2003: Naomi Halas, Jennifer West, Rebekah Drezek, Renata Pasqualin Rice Üniversitesi’nde altın nanokabukları keşfettiler. bunlar, boyutları yakın-infrared ışını absorblamaya ayarlandığında entegre bir tanı keşfi platformu gibi kullanılabilir; invaziv biyopsiler, ameliyat, sistematik zararlı radyasyon veya kemoterapi gibi uygulamamalara gerek olmadan meme kanseri tedavisi yapılabilir.

Silika göbek ve çok sayıda altın katmanlı altın
nanokabuğun büyümesinin bilgisayar simülasyonu

2004: David Baker, Brian Kuhlman doğada bulunmayan değişik fonksiyonlu yeni enzimler yarattılar.

2004: Andre Geim, Konstantin Novoselov karbonun allotropik modifikasyonu olan grafeni keşfettiler. Grafen tek tabaka halinde karbon atomlarıdır.

Grafenin görünümü ve yapısı

2005: Christian Schafmeister belirlenmiş fonksiyonlar (şekil ve ağırlık) içeren makromolekül sentezleri için yeni bir teknoloji geliştirdi. Bu teknoloji, gelecekte nanoskala üretim için moleküler yapı blokları sentezinde kullanılabilecektir. 

Nanomakineler için makromoleküller sentezi

2005: Erik Winfree, Paul Rothemund DNA-bazlı hesaplama ve ‘algoritmik self-montaj’ için teori geliştirdi. ‘DNA origami’ denilen, DNA yapıların kompleks iki boyutlu şeklini yarattılar.

DNA origami


2006. James Tour ve Arkadaşları (Rice Üniversitesi), alkinil akslı dört küresel tekerleği olan oligo(fenilen etilen) nanoboyutlu araba yaptılar; sıcaklığın yükseltilmesiyle nanoarabanın dört C60 fulleren (buckyball) tekerleği altın bir yüzey üzerinde dönmeye başlar ve araba hareket eder. 300 0C’nin üstündeki sıcaklıklarda moleküllerin, fulleren tekerlekler üzerinde öne ve arkaya doğru yuvarlandığı gözlenmiştir. Nanoarabanın yapılma amacı fullerenlerin bir metal yüzeydeki davranışını, özellikle de yuvarlandığı veya kaydığının incelenmesiydi; taramalı tünelleme mikroskobuyla yapılan ve gözlenen bu çalışmada yuvarlandığı saptanmıştır.

Fullerenle dönen nanoaraba

2007: Angela Belcher ve Arkadaşları topluma ve çevreye zararlı olmayan bir virüsle, teknoloji harikası şarjedilebilir pillerle aynı güç performansı ve enerji kapasitesine sahip bir lityum-iyon pili yaptılar.

2007: J. Fraser Stoddart, elektrik etkisiyle özellikleri değişebilen dairesel bir molkül sentezlediler. Bu çalışmanın gelecekte moleküler kasların yaratılmasını sağlayacağı düşünülmektedir.

2008: Osamu Shimomura, Martin Chalfie, Roger Y. Tsien, denizanasından flüoresan hücreleri eksrakt ettiler ve yeşil flüoresan proteinden (GFP) ayırdılar. GFP denizanasının karanlıkta parlamasını sağlayan substanstır.

2009: Nadrian Seeman ve Arkadaşları (New York Üniversitesi), 3D rombohedral kristallerde katlanmış self-montaj DNA yapıları elde ettiler. 

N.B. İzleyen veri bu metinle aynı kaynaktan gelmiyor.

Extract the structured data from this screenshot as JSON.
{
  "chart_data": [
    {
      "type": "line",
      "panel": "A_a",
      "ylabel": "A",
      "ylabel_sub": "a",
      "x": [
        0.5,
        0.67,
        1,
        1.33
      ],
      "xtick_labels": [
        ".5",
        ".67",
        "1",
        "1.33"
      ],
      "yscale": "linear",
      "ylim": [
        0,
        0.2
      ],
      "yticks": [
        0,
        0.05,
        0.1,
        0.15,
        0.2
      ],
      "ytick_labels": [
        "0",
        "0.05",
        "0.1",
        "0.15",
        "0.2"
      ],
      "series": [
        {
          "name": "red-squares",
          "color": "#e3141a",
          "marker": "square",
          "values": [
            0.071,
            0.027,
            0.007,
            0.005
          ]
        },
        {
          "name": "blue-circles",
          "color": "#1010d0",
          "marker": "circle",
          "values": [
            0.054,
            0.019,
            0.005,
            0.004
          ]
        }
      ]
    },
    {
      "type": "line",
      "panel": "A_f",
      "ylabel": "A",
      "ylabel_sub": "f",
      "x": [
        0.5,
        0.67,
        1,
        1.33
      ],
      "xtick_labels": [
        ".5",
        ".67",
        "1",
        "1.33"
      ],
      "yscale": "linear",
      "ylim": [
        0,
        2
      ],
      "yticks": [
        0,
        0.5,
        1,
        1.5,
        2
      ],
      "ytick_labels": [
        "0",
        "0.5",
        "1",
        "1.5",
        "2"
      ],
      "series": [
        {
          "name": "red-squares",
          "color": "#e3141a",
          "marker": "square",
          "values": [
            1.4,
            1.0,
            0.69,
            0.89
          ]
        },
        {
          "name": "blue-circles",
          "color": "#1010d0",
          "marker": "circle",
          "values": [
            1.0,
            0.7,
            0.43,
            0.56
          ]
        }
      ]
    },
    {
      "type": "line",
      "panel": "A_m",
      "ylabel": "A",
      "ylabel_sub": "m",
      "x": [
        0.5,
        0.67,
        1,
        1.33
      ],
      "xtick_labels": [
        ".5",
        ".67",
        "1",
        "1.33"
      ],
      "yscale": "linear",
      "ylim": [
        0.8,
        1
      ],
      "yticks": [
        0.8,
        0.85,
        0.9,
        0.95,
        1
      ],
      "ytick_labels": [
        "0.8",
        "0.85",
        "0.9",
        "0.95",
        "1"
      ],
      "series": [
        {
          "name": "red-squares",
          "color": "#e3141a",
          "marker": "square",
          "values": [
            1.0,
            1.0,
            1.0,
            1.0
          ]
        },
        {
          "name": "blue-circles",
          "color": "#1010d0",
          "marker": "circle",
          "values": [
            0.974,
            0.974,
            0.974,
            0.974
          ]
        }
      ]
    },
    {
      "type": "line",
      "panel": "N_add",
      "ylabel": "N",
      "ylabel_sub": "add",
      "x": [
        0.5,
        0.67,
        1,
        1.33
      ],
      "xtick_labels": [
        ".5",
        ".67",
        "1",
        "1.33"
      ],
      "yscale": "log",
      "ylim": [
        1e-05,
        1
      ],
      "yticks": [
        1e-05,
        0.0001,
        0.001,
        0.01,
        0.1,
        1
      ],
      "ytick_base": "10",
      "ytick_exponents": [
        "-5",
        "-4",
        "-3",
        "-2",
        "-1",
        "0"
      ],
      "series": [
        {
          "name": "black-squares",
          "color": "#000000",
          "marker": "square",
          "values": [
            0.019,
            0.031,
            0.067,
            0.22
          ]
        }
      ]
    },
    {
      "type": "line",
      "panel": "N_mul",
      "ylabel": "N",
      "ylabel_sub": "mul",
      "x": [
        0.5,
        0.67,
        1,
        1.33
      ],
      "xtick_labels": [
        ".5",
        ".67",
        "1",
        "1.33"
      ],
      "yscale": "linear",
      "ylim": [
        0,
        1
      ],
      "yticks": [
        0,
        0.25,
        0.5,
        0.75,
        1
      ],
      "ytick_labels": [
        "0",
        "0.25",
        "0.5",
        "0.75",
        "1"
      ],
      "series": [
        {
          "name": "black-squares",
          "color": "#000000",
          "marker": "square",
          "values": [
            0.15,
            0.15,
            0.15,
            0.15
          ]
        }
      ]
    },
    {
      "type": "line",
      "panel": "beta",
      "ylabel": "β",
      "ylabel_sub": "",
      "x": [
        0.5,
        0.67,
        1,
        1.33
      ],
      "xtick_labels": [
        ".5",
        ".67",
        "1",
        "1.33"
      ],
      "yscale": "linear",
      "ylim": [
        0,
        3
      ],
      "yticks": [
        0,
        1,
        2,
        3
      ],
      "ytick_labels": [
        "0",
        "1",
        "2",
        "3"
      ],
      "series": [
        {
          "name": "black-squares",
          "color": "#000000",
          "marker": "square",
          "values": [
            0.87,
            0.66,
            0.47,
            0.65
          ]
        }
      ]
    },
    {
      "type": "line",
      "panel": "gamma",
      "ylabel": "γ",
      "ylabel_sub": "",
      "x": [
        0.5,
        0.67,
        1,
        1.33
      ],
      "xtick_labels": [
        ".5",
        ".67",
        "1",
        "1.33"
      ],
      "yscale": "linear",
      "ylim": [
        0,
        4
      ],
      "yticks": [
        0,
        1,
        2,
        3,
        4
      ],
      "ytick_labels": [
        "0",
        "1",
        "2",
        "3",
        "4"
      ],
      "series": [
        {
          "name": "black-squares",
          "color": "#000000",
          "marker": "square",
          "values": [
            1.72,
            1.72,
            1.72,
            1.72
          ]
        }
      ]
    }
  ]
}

Rombohedral bir kristal içinde sarımlanmış DNA yapısı

2009: Yoshiaki Sugimoto, Masayuki Abe, Oscar Custance tek bir silikon atomunu bulup hareket ettirerek kompleks moleküler yapı oluşturdular; bunun için kalay ve kurşun AFM (atomik kuvvet mikroskop) prob kullandılar.

2010: IBM, ultra-hızlı ve doğru litografi için bir teknoloji geliştirdi; yöntem, 3D nanoskala yapılı yüzey oluşturulabilmeya olanak sağladı. Bir silikon AFM uçla 2 dakika 23 saniyede 22 mikron boyutta kabartma bir dünya haritası çizilmiştir.

Kabartma dünya haritası (22 mikron boyutunda)

2011: Leonhard Grill tek moleküller ve polimer zincirlerin elektronik ve mekanik özelliklerini tanımlamada taramalı tünelleme mikroskobunu kullandı.


2012: Gerhard Meyer, Leo Gross, Jascha Repp, taramalı prob mikroskobuyla (SPM) moleküldeki elektron yük dağılımı görütüsünü elde ettiler. Bu çalışmayla spesifik kimyasal bağların kırılması ve oluşturulması kadar tek moleküllerin yapı tayinleri için de yeterli detaylar elde edildi.